Chamba's dying art of rumal embroidery on display

  • IANS

    IANS | New Delhi

    April 7, 2017 | 01:55 PM

Representational image (Photo: Getty Images)

Often called 'Paintings in Embroidery', the art of Chamba rumal is losing its relevance and the skills required for it are fast disappearing.

A skilful blend of painting and embroidery, these handkerchiefs are handcrafted by artisans and are a beautiful representation of the rich art traditions of Himachal Pradesh.

Earlier, Pahari miniature artists used to draw the outlines on fine handspun and hand woven unbleached muslin. Traditionally, women of the upper classes then embroidered upon these compositions using untwisted coloured silk floss.

The double satin stitch technique used is known as do-rukha and ensures exact duplication of the image on the reverse. 

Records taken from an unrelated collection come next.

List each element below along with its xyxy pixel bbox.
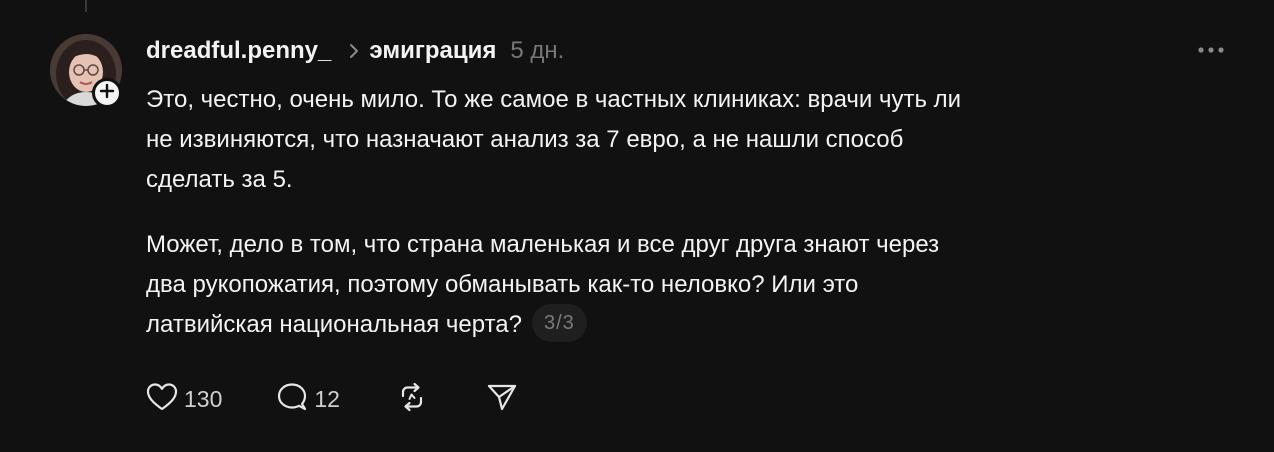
post-line: Может, дело в том, что страна маленькая … <box>146 231 940 258</box>
comment-bubble-icon <box>276 382 308 417</box>
repost-icon <box>396 382 428 417</box>
like-count: 130 <box>184 385 223 412</box>
more-options-button[interactable] <box>1196 38 1226 62</box>
topic-link[interactable]: эмиграция <box>369 37 496 65</box>
post-line: латвийская национальная черта? <box>146 311 522 338</box>
post-timestamp: 5 дн. <box>510 37 565 64</box>
heart-icon <box>146 382 178 417</box>
share-button[interactable] <box>486 380 518 418</box>
avatar-container[interactable] <box>50 34 122 108</box>
send-icon <box>486 382 518 417</box>
plus-icon <box>99 83 115 104</box>
post-header: dreadful.penny_ эмиграция 5 дн. <box>146 36 564 66</box>
post-line-with-badge: латвийская национальная черта? 3/3 <box>146 303 939 345</box>
post-paragraph-2: Может, дело в том, что страна маленькая … <box>146 225 939 345</box>
page-indicator-badge: 3/3 <box>531 303 587 342</box>
reply-count: 12 <box>314 385 340 412</box>
like-button[interactable]: 130 <box>146 380 222 418</box>
reply-button[interactable]: 12 <box>276 380 340 418</box>
more-horizontal-icon <box>1197 41 1225 59</box>
follow-button[interactable] <box>92 78 122 108</box>
repost-button[interactable] <box>396 380 428 418</box>
username-link[interactable]: dreadful.penny_ <box>146 37 331 65</box>
post-line: сделать за 5. <box>146 166 293 193</box>
thread-connector-line <box>85 0 87 12</box>
post-line: Это, честно, очень мило. То же самое в ч… <box>146 86 962 113</box>
post-line: не извиняются, что назначают анализ за 7… <box>146 126 904 153</box>
action-bar: 130 12 <box>146 380 518 418</box>
post-line: два рукопожатия, поэтому обманывать как-… <box>146 271 859 298</box>
post-paragraph-1: Это, честно, очень мило. То же самое в ч… <box>146 80 961 200</box>
chevron-right-icon <box>349 43 359 59</box>
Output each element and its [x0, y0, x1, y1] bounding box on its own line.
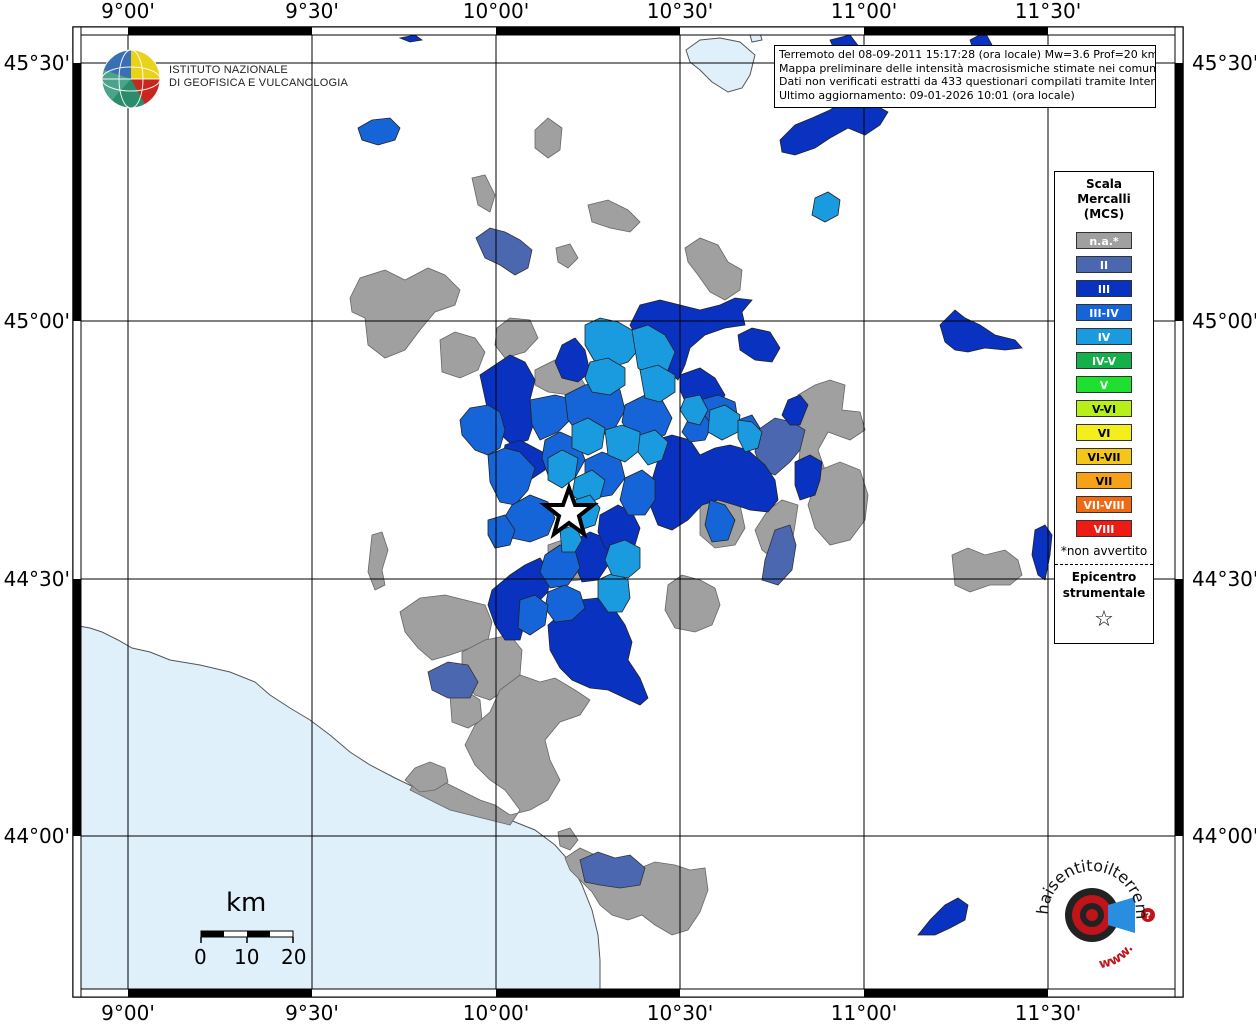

The elaborate floral borders, ornamentation, portrayal of figures and animals reflect the sophistication of these miniature paintings. 

An ongoing exhibition here infuses a fresh lease of life into this dying art.

The exhibition "Raas: Life to a Dying Art", being organised by Delhi Crafts Council, is on at the India Habitat Centre till April 8.

"It would have been a pity if this beautiful art form was left to die. In the absence of any institutional support or avenues to help them market their art form, many artisans had given up this tradition," a representative of the Delhi Crafts Council said.

"However, we decided to renew this tradition and revive it by initiating a series of measures, including training and skilling of artisans in this traditional art form, and efforts to popularize them," she added.

These rumals (handkerchiefs) are embroidered square cloths from chamba. They are generally used for covering platters, as gifts for auspicious occasions and for offerings to a deity. 

During weddings, rumals are exchanged between the families of the bride and groom as a token of goodwill. 

The exhibition here is showcasing a range of these handcrafted 'rumals' along with honouring artisans and craft persons, who have endeavoured to keep this unique art form alive.

A detailed study of old rumals in the collections of various museums across the country and abroad was undertaken for the show. 

A core collection of selected rumals was then re-created by the artisans from Chamba and exhibited at various cities across India.